No-one had any confidence in him any more. They slouched across and did a half-hearted search. It was Jordan, yelling and waving frantically, who found her. 'Over here!' He was shuffling off his greatcoat to cover her as they reached him.

She was naked, rain-soaked, blue with cold and not moving. Her wrists and ankles were bound with wire and a gag bit deeply into her mouth. There were angry red marks on her stomach — cigarette burns. Next to her was a plastic carrier bag. A quick look inside revealed Liz's clothing and other objects. Frost dropped to his knees in the muddy ground and felt for a pulse. He could have cried with relief. She was still alive. His penknife sawed through the wire and cut the binding to the gag as Jordan swaddled her in his greatcoat.
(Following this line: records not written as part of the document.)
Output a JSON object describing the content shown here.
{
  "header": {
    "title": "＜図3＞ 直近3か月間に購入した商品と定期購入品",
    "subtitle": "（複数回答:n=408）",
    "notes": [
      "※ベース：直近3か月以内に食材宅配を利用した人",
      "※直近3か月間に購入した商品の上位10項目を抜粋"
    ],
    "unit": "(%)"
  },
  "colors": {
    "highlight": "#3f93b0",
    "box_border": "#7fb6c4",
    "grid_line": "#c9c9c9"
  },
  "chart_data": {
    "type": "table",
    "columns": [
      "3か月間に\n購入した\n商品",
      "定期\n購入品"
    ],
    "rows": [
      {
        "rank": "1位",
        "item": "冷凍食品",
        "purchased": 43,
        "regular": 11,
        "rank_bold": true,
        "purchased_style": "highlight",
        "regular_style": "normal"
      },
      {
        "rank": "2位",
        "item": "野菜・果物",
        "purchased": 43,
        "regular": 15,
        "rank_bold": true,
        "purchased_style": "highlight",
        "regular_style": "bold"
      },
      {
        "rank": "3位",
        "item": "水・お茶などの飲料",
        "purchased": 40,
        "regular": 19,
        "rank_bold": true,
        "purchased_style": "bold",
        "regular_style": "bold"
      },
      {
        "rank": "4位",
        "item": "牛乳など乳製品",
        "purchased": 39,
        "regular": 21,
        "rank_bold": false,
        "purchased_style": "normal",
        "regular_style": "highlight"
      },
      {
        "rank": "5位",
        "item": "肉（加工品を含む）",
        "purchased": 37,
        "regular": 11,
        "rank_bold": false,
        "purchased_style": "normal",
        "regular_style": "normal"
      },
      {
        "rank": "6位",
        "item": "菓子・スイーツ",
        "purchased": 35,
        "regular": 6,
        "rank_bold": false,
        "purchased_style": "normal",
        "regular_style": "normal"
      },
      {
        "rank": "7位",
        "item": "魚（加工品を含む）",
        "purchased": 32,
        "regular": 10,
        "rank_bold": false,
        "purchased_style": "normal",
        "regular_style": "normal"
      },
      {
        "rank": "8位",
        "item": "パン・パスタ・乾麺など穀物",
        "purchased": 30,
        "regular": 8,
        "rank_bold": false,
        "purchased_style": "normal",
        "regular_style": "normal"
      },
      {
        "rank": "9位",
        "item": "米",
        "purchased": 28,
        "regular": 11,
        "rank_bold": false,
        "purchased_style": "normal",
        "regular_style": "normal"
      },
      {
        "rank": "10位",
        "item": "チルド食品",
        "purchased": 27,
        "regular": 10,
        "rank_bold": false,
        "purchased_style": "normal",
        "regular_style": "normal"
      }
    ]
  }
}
'Get her in the car,' ordered Frost. 'We'll take her straight to the hospital.'

They went in Burton's car, their clothes steaming with the heating turned up full and Polly Fletcher vigorously massaging ice cold limbs to try and restore the circulation. The sudden jolt of the car hitting a pot-hole made Liz's eyes snap open. She looked from side to side in terror. 'It's all right, love,' soothed Frost. 'You're safe. We're taking you to hospital.' She stared at him, then shook her head violently, muttering something he had to bend his head closer to hear. 'What was that, love?'

Her teeth were chattering as she forced the words out. 'I don't want to go to hospital.'

The WPG patted her arm. 'We want the doctor to examine you.'

'No.' She struggled to sit up. 'I don't want to go to hospital. I don't want to be examined.' Near hysterical, she leant over and tried to reach the door handle. Her voice was shrill and insistent. 'Stop the car. I'm not going to the hospital.'

'All right, all right,' murmured Frost, gently restraining her. 'What do you want to do?'

'I want to get back home. I want a shower. I want to get clean…'

'All right,' nodded Frost. 'If that's what you want.' To Burton he said: 'Take her home, son, take her home.'

From the canteen above the murder incident room came sounds of drunken singing, thuds and the glass shattering, almost a replay of the night the coachload of drunken football supporters had been brought in. The teams were celebrating the successful outcome of the search and the solving of the serial murders. Frost had looked in briefly just to show willing, but was in no mood to celebrate.